12 thoughts on “Routine and Breaking With It

  1. I read so much into people opinions on writing conventions. It’s probably why I’m glad I never formally studied writing/literature at uni. I can push boundaries, but when I read something new, I look back on my work and worry that I haven’t used that technique enough. I’m learning to go with my instinct. Great post!

    Liked by 1 person

    • Agree completely, it’s my greatest fear in my own writing that I don’t push my limits enough. Well, one of my greatest fears (the greatest fear is that I just suck!). Thanks for the read 🙂


  2. My routines are variable, just like life with my two unschoolers, ages 10 and closing in on 13. They are far less dependent on me for physical things, these days (aside from as a driver, a medic, and a generous hug-giver), but they need affection, attention, conversation, connection…

    So I’ve come to rely on a “routine” made up of short bursts of writing or writing-related stuff when people are up and about and I might be interrupted anytime, and to get in longer bursts when the kids are asleep, or outside on the trampoline, or visiting their grandparents or reading or watching something..,

    I have a rough routine, based on what my writing goals are at the time, and a box, of sorts – ROW80, a quarterly writing challenge in which I set my own goals, account for them, and offer support to other writers.

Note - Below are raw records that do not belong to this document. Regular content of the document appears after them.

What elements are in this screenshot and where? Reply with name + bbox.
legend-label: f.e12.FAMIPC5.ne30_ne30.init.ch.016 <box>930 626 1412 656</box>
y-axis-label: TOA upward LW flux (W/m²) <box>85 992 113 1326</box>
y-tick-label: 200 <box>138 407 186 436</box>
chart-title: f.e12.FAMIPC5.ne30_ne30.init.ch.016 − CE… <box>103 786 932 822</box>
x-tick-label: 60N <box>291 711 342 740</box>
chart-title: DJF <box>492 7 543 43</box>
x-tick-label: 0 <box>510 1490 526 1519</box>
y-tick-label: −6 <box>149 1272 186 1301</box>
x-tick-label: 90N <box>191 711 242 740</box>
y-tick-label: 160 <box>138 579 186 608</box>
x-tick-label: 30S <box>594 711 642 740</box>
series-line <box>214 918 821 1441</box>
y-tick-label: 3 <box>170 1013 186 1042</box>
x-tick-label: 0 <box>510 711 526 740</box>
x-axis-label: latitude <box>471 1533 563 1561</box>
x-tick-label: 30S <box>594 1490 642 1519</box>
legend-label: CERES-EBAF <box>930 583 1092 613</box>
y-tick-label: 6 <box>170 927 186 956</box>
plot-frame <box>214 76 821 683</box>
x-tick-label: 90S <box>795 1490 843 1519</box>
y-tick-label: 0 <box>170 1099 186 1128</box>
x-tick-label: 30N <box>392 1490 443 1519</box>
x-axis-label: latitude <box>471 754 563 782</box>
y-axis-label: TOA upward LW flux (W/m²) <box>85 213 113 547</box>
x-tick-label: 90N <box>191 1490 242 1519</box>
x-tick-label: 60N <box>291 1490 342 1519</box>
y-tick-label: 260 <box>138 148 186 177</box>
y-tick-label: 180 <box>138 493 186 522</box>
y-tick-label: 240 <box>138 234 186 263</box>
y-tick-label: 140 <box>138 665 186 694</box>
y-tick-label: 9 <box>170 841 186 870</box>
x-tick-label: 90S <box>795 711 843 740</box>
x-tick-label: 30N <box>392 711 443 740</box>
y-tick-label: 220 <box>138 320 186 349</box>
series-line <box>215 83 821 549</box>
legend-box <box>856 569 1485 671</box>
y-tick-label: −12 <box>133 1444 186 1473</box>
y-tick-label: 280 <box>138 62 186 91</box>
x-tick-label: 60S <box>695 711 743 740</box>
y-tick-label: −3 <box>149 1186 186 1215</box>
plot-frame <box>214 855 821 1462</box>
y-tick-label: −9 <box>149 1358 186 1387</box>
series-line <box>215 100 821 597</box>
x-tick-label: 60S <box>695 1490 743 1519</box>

Goals can be changed anytime, since they’re my own. For me, it’s the perfect blend of structure and flexibility.

    Best of luck with changing things up! =)

    Liked by 1 person

      • At their ages, it’s not painful, it’s just realistic. They’re not little anymore, by any stretch of the imagination. My son, a few weeks before his thirteenth birthday, is only a bit shorter than me, and that may not last very long, since he seems taller every time he wakes up!

        It wasn’t all that long ago that they were as young as your little ones. It won’t be as long as that before I’m looking at a grown man and woman where my babies once were. The strange thing is, since they’ve never gone to school, I’ve been right with them, and, still, they’ve grown up seemingly while I blinked.

        I wrote almost nothing when they were little. There wasn’t enough energy, time, focus, or ME left for writing. When I did, it might be only a line or two in a notebook.

        I completed my first NaNoWriMo when they were 8 and 5. I’ve been able to devote more time to writing since. It helped when we read some of my research (Shakespeare’s life) aloud together, and when I read them the rough draft of the resulting WIP. They not only had great input, but they want me to finish the book, so they allow me more space for writing.

        It does get easier as their need for constant attention, tending, and supervision eases up. Hang in there – at least parenting provides an endless well of ideas to write on, when you can snatch a few minutes to do it. =)


  3. I like these observations about “the box.” It’s fascinating that you can see stylistic differences in your own writing that was done in that way. But as you said its important to first have a routine before you can break routine. Thanks for this thought-provoking post!

    Liked by 1 person

  4. I think your points on getting out of the box are very insightful; I never thought about the fact that there are pros and cons on both sides of the issue, both inside and outside the box. Thanks for this thought-provoking post (and clever use of the SOCS prompt)!